Unions or professional body membership is becoming more important for programmers. People need to be able to say "I studied what you asked me to make, and refuse to work on this illegal, insecure, depressing cruft, and if you fire me for having professional ethics my lawyers will empty your company bank account." Otherwise technologists become just tools of destruction.
This only works if everyone or the vast majority join unions. Otherwise, those who join will get penalised with lower offers or no offers at all.
This is a common objection but I think it's wrong. Putting aside the huge differences between US (at will) and global employment law, the idea of a fluid, frictionless workforce is quite the myth. Keeping wages down and conditions poor very much relies on the propagation of that myth that ethics will work against you. so please be careful not to do yourself a disservice (if indeed you are a developer).
In reality quite small minorities have a disproportionate impact on change. Some accounts claim it's as low as three percent. I'm sceptical of that, but the fact remains; if only a handful of people object but with severe consequences by the force of law, employers will play it safe. I find it unlikely that any employers would survive long if it transpired they were disfavouring members of IEEE, ACM, IET or whatever.
I highly doubt most employers even know what those organisations are. Taking it even further, there is probably even a significant amount of devs that are unaware of them as well. I don't think devs have this much power. Unless you are a tech company, devs are likely highly replaceable and in my opinion the trend goes in that direction. Obviously, this excludes skilled FAANG devs
I think this might be an interesting one to consider, other than the "depressing" bit of course. The problem is, I think, if you have the accreditation and you develop an insecure application, do you lose the accreditation? What's the tradeoff?
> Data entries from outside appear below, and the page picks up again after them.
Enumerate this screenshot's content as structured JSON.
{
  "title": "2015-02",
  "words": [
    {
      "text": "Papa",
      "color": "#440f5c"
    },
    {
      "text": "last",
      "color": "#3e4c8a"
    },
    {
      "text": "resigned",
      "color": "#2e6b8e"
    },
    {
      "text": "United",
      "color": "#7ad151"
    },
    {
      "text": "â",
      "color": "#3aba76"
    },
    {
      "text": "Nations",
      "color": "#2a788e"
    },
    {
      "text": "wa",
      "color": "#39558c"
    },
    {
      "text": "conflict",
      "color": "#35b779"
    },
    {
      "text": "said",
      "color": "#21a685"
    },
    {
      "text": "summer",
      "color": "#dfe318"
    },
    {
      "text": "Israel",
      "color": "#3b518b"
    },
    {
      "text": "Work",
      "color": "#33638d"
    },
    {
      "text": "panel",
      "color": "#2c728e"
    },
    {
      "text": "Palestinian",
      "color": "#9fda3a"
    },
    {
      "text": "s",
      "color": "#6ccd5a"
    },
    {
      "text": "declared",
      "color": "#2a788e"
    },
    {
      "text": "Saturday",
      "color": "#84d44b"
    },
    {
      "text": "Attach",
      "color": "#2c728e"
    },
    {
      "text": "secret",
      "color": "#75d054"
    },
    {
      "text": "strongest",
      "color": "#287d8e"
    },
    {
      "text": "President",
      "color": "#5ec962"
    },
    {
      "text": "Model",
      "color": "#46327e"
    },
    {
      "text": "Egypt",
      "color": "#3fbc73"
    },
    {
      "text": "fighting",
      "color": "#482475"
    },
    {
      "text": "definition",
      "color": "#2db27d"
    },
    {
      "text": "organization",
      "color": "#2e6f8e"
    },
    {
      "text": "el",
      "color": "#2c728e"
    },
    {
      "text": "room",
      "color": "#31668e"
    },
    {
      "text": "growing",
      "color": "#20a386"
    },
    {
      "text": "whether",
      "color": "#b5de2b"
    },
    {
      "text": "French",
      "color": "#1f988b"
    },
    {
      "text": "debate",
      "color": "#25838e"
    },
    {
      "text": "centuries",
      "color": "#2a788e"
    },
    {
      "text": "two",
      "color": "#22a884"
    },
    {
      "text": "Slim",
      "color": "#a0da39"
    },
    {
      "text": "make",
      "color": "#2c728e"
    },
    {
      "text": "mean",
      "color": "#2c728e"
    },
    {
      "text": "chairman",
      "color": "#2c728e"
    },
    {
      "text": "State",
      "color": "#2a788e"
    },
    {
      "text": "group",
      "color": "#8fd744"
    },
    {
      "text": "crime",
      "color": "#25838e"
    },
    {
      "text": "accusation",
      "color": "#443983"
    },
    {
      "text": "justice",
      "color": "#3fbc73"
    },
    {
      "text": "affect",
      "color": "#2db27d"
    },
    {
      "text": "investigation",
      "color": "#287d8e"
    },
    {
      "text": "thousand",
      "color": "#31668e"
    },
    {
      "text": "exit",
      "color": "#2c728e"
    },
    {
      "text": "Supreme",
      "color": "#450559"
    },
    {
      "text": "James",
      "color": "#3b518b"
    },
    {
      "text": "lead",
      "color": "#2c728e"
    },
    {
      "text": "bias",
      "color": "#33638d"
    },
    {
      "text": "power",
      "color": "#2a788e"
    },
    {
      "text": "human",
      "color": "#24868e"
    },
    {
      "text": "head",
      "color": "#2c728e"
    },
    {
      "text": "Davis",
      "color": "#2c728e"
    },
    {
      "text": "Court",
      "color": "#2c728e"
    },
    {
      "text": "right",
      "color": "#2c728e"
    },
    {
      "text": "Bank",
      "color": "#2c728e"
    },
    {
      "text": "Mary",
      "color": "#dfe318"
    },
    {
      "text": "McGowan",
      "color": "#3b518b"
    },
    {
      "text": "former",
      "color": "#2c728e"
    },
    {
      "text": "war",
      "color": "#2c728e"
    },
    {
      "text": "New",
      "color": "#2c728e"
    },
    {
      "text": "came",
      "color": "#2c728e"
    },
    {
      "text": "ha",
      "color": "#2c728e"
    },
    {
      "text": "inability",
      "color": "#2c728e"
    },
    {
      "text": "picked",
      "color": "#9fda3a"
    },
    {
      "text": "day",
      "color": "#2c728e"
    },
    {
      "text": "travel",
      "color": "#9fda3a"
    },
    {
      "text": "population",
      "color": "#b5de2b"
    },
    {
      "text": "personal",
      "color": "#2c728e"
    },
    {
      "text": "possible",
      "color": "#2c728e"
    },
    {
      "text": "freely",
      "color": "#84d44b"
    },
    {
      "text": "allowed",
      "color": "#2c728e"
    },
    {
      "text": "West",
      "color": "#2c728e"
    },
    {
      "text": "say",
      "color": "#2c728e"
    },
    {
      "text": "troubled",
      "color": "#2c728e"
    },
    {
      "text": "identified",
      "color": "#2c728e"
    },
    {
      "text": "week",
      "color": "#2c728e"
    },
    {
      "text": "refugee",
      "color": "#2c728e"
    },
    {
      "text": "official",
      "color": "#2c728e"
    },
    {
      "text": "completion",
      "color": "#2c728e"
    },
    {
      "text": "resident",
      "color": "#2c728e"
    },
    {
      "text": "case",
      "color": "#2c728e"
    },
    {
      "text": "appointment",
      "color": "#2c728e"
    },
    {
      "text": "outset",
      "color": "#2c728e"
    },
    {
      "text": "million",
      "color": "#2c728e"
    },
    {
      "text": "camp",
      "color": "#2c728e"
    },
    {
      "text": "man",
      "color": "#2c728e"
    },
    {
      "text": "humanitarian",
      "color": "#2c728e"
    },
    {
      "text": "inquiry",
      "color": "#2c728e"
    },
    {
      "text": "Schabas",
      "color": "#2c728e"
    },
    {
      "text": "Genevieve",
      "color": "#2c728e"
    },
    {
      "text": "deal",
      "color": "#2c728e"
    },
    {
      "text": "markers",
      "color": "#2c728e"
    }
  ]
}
In my experience it’s a symbolic political power that management has effective ways of limiting.
Also I think you mistook my comment for something about financial success. I am questioning how much power a lawyer has to invoke moral authority (unless they own the firm).
In 2025? Haven't you noticed the massive layoffs by the big companies. Check r/cscareerquestions and read the posts from seniors unable to find a job
Then again, mobile apps are like this tend to be junior work, outsourced to software mills that just burn through juniors cranking out garbage assembled 10% of polyfills and 90% of advertising SDKs. Yes, at this point of your career, you can still say "no" - the company will happily replace you with some other junior, while you replace some other junior somewhere else.
What if they didn't know and it's just incompetence?
The main problem is not that mcdonald's app, it's what else has the same team worked on...
Currently all coupons at or below 10 PLN are coffee, and not even cappuccino or flat white - but the "kawa czarna" or "kawa z mlekiem" which is watered down.